Management teams depend on information to support strategic and tactical decisions that affect their organizations. Increasingly, this information includes the best practices of peers. Such information, commonly known as benchmarking data, enables an organization to compare themselves against others and evolve their own practices.
The HireRight Employment Screening Benchmarking Report 2009 reveals common workforce screening policies and practices to provide information organizations can use to help advance their programs by identifying strengths and weaknesses, stimulating continuous process improvement and supporting change management.
To produce the HireRight Benchmarking Report 2009, HireRight surveyed more than 1,400 human resources, recruiting, talent management, security/safety and other professionals at organizations of all sizes. The respondents represented organizations with less than 49 to more than 25,000 workers, across a diverse set of industries.
Key Findings Include:
•Organizations are responding to the business and talent management challenges they are experiencing with strategic initiatives to review workforce screening standards, integrate workforce screening and evaluate performance management or applicant tracking systems.

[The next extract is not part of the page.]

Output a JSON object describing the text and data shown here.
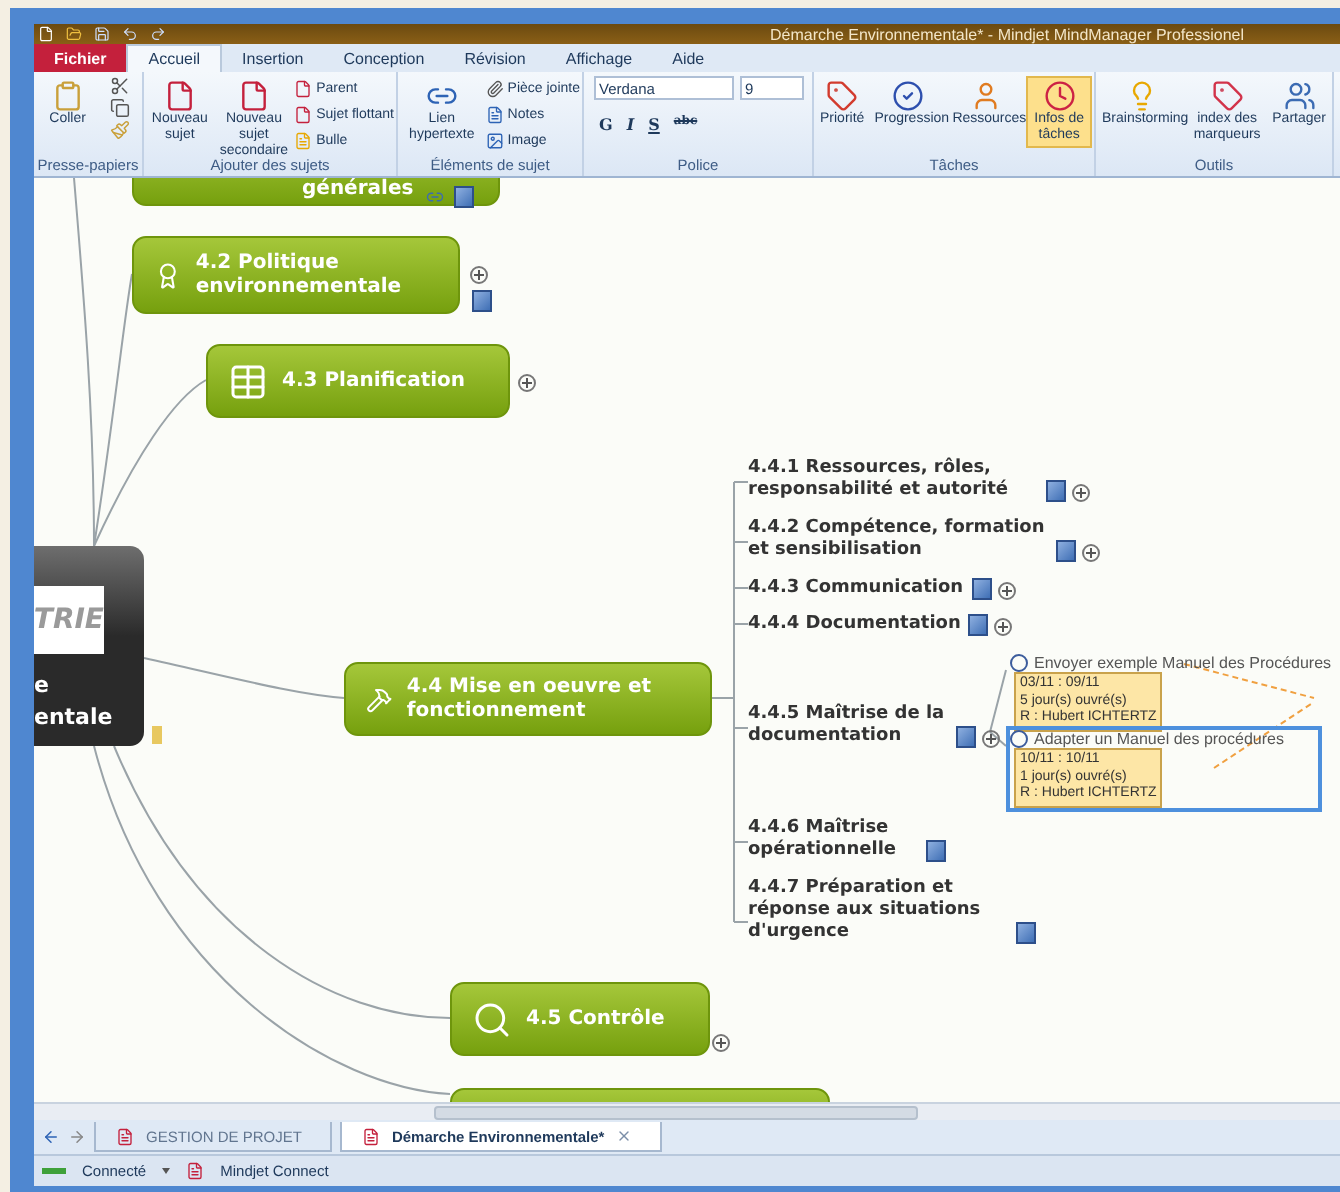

•Employment background screening is inconsistent, with organizations screening their candidate employees much more often than their extended workforce or current employees, and compromising the benefits of workforce screening programs.
•The use of drug/alcohol and health screening significantly lags background screening, yet the rates of results that adversely affect decisions are similar, a discrepancy that creates a genuine risk for organizations.
•Some organizations have offices in multiple countries or territories, while others encounter local candidates with foreign backgrounds, so global screening helps organizations to fill would-be gaps in their screening programs.
•The integration of workforce screening programs is inconsistent, plus connections with complementary systems, applications and processes are missing, creating screening program inefficiencies.
•Performing employment eligibility verification can be complex, which may explain why some organizations do not always do this, even though it reduces risk to organizations and is required in the U.S.